WildDet3D:擴展開放環境中的可提示三維檢測
WildDet3D: Scaling Promptable 3D Detection in the Wild
April 9, 2026
作者: Weikai Huang, Jieyu Zhang, Sijun Li, Taoyang Jia, Jiafei Duan, Yunqian Cheng, Jaemin Cho, Mattew Wallingford, Rustin Soraki, Chris Dongjoo Kim, Donovan Clay, Taira Anderson, Winson Han, Ali Farhadi, Bharath Hariharan, Zhongzheng Ren, Ranjay Krishna
cs.AI
摘要
從單一影像理解物體的3D結構是空間智能的基石。實現此目標的關鍵步驟是單目3D物體檢測——從輸入的RGB影像中恢復物體的尺寸、位置和朝向。要在開放世界中具備實用性,此類檢測器必須具備閉集類別之外的泛化能力、支持多樣化的提示模式,並能在可用時利用幾何線索。當前進展受到兩大瓶頸制約:現有方法僅針對單一提示類型設計,缺乏整合額外幾何線索的機制;現有3D數據集僅涵蓋受控環境下的有限類別,限制了開放世界的遷移能力。本研究同步解決這兩大難題。首先,我們提出WildDet3D——一種統一的幾何感知架構,原生支持文字、點位和邊框提示,並能在推理時整合輔助深度信號。其次,我們發布WildDet3D-Data,這是迄今最大的開放式3D檢測數據集,通過從現有2D標註生成候選3D邊框並僅保留人工驗證結果構建而成,涵蓋多樣化真實場景中的13.5萬個類別、超過100萬張影像。WildDet3D在多個基準測試和設定下創下新標竿:在開放世界設定中,於我們新推出的WildDet3D-Bench上以文字/邊框提示分別達到22.6/24.8 AP3D;在Omni3D數據集上以文字/邊框提示分別取得34.2/36.4 AP3D;在零樣本評估中,於Argoverse 2和ScanNet上實現40.3/48.9 ODS。值得注意的是,在推理時引入深度線索可帶來顯著增益(各設定平均提升+20.7 AP)。
English
Understanding objects in 3D from a single image is a cornerstone of spatial intelligence. A key step toward this goal is monocular 3D object detection--recovering the extent, location, and orientation of objects from an input RGB image. To be practical in the open world, such a detector must generalize beyond closed-set categories, support diverse prompt modalities, and leverage geometric cues when available. Progress is hampered by two bottlenecks: existing methods are designed for a single prompt type and lack a mechanism to incorporate additional geometric cues, and current 3D datasets cover only narrow categories in controlled environments, limiting open-world transfer.

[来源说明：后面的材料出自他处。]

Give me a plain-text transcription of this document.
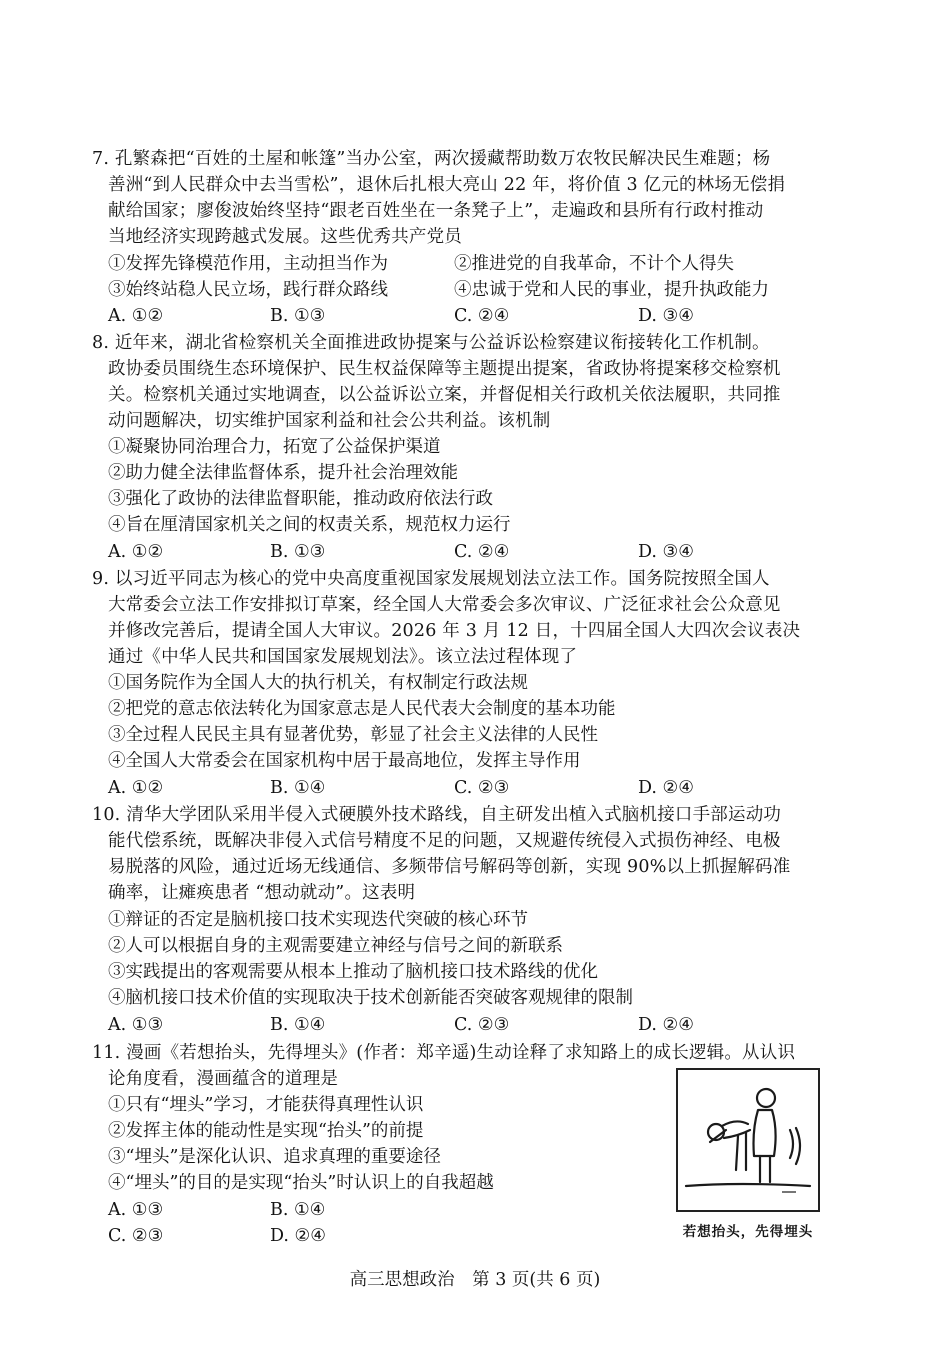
7. 孔繁森把“百姓的土屋和帐篷”当办公室，两次援藏帮助数万农牧民解决民生难题；杨
善洲“到人民群众中去当雪松”，退休后扎根大亮山 22 年，将价值 3 亿元的林场无偿捐
献给国家；廖俊波始终坚持“跟老百姓坐在一条凳子上”，走遍政和县所有行政村推动
当地经济实现跨越式发展。这些优秀共产党员
①发挥先锋模范作用，主动担当作为	②推进党的自我革命，不计个人得失
③始终站稳人民立场，践行群众路线	④忠诚于党和人民的事业，提升执政能力
A. ①②	B. ①③	C. ②④	D. ③④
8. 近年来，湖北省检察机关全面推进政协提案与公益诉讼检察建议衔接转化工作机制。
政协委员围绕生态环境保护、民生权益保障等主题提出提案，省政协将提案移交检察机
关。检察机关通过实地调查，以公益诉讼立案，并督促相关行政机关依法履职，共同推
动问题解决，切实维护国家利益和社会公共利益。该机制
①凝聚协同治理合力，拓宽了公益保护渠道
②助力健全法律监督体系，提升社会治理效能
③强化了政协的法律监督职能，推动政府依法行政
④旨在厘清国家机关之间的权责关系，规范权力运行
A. ①②	B. ①③	C. ②④	D. ③④
9. 以习近平同志为核心的党中央高度重视国家发展规划法立法工作。国务院按照全国人
大常委会立法工作安排拟订草案，经全国人大常委会多次审议、广泛征求社会公众意见
并修改完善后，提请全国人大审议。2026 年 3 月 12 日，十四届全国人大四次会议表决
通过《中华人民共和国国家发展规划法》。该立法过程体现了
①国务院作为全国人大的执行机关，有权制定行政法规
②把党的意志依法转化为国家意志是人民代表大会制度的基本功能
③全过程人民民主具有显著优势，彰显了社会主义法律的人民性
④全国人大常委会在国家机构中居于最高地位，发挥主导作用
A. ①②	B. ①④	C. ②③	D. ②④
10. 清华大学团队采用半侵入式硬膜外技术路线，自主研发出植入式脑机接口手部运动功
能代偿系统，既解决非侵入式信号精度不足的问题，又规避传统侵入式损伤神经、电极
易脱落的风险，通过近场无线通信、多频带信号解码等创新，实现 90%以上抓握解码准
确率，让瘫痪患者 “想动就动”。这表明
①辩证的否定是脑机接口技术实现迭代突破的核心环节
②人可以根据自身的主观需要建立神经与信号之间的新联系
③实践提出的客观需要从根本上推动了脑机接口技术路线的优化
④脑机接口技术价值的实现取决于技术创新能否突破客观规律的限制
A. ①③	B. ①④	C. ②③	D. ②④
11. 漫画《若想抬头，先得埋头》(作者：郑辛遥)生动诠释了求知路上的成长逻辑。从认识
论角度看，漫画蕴含的道理是
①只有“埋头”学习，才能获得真理性认识
②发挥主体的能动性是实现“抬头”的前提
③“埋头”是深化认识、追求真理的重要途径
④“埋头”的目的是实现“抬头”时认识上的自我超越
A. ①③	B. ①④
C. ②③	D. ②④	若想抬头，先得埋头
高三思想政治　第 3 页(共 6 页)
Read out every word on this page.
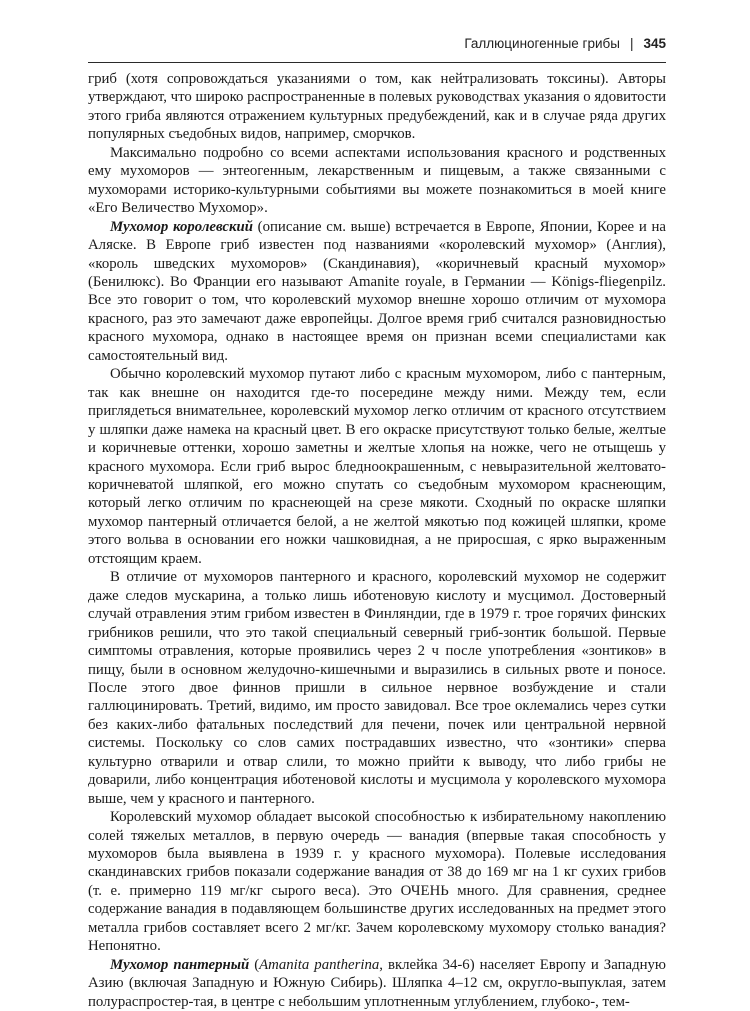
Галлюциногенные грибы | 345

гриб (хотя сопровождаться указаниями о том, как нейтрализовать токсины). Авторы утверждают, что широко распространенные в полевых руководствах указания о ядовитости этого гриба являются отражением культурных предубеждений, как и в случае ряда других популярных съедобных видов, например, сморчков.

Максимально подробно со всеми аспектами использования красного и родственных ему мухоморов — энтеогенным, лекарственным и пищевым, а также связанными с мухоморами историко-культурными событиями вы можете познакомиться в моей книге «Его Величество Мухомор».

Мухомор королевский (описание см. выше) встречается в Европе, Японии, Корее и на Аляске. В Европе гриб известен под названиями «королевский мухомор» (Англия), «король шведских мухоморов» (Скандинавия), «коричневый красный мухомор» (Бенилюкс). Во Франции его называют Amanite royale, в Германии — Königs-fliegenpilz. Все это говорит о том, что королевский мухомор внешне хорошо отличим от мухомора красного, раз это замечают даже европейцы. Долгое время гриб считался разновидностью красного мухомора, однако в настоящее время он признан всеми специалистами как самостоятельный вид.

Обычно королевский мухомор путают либо с красным мухомором, либо с пантерным, так как внешне он находится где-то посередине между ними. Между тем, если приглядеться внимательнее, королевский мухомор легко отличим от красного отсутствием у шляпки даже намека на красный цвет. В его окраске присутствуют только белые, желтые и коричневые оттенки, хорошо заметны и желтые хлопья на ножке, чего не отыщешь у красного мухомора. Если гриб вырос бледноокрашенным, с невыразительной желтовато-коричневатой шляпкой, его можно спутать со съедобным мухомором краснеющим, который легко отличим по краснеющей на срезе мякоти. Сходный по окраске шляпки мухомор пантерный отличается белой, а не желтой мякотью под кожицей шляпки, кроме этого вольва в основании его ножки чашковидная, а не приросшая, с ярко выраженным отстоящим краем.

В отличие от мухоморов пантерного и красного, королевский мухомор не содержит даже следов мускарина, а только лишь иботеновую кислоту и мусцимол. Достоверный случай отравления этим грибом известен в Финляндии, где в 1979 г. трое горячих финских грибников решили, что это такой специальный северный гриб-зонтик большой. Первые симптомы отравления, которые проявились через 2 ч после употребления «зонтиков» в пищу, были в основном желудочно-кишечными и выразились в сильных рвоте и поносе. После этого двое финнов пришли в сильное нервное возбуждение и стали галлюцинировать. Третий, видимо, им просто завидовал. Все трое оклемались через сутки без каких-либо фатальных последствий для печени, почек или центральной нервной системы. Поскольку со слов самих пострадавших известно, что «зонтики» сперва культурно отварили и отвар слили, то можно прийти к выводу, что либо грибы не доварили, либо концентрация иботеновой кислоты и мусцимола у королевского мухомора выше, чем у красного и пантерного.

Королевский мухомор обладает высокой способностью к избирательному накоплению солей тяжелых металлов, в первую очередь — ванадия (впервые такая способность у мухоморов была выявлена в 1939 г. у красного мухомора). Полевые исследования скандинавских грибов показали содержание ванадия от 38 до 169 мг на 1 кг сухих грибов (т. е. примерно 119 мг/кг сырого веса). Это ОЧЕНЬ много. Для сравнения, среднее содержание ванадия в подавляющем большинстве других исследованных на предмет этого металла грибов составляет всего 2 мг/кг. Зачем королевскому мухомору столько ванадия? Непонятно.

Мухомор пантерный (Amanita pantherina, вклейка 34-6) населяет Европу и Западную Азию (включая Западную и Южную Сибирь). Шляпка 4–12 см, округло-выпуклая, затем полураспростер-тая, в центре с небольшим уплотненным углублением, глубоко-, тем-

In this work we address both gaps. First, we introduce WildDet3D, a unified geometry-aware architecture that natively accepts text, point, and box prompts and can incorporate auxiliary depth signals at inference time. Second, we present WildDet3D-Data, the largest open 3D detection dataset to date, constructed by generating candidate 3D boxes from existing 2D annotations and retaining only human-verified ones, yielding over 1M images across 13.5K categories in diverse real-world scenes. WildDet3D establishes a new state-of-the-art across multiple benchmarks and settings. In the open-world setting, it achieves 22.6/24.8 AP3D on our newly introduced WildDet3D-Bench with text and box prompts. On Omni3D, it reaches 34.2/36.4 AP3D with text and box prompts, respectively. In zero-shot evaluation, it achieves 40.3/48.9 ODS on Argoverse 2 and ScanNet. Notably, incorporating depth cues at inference time yields substantial additional gains (+20.7 AP on average across settings).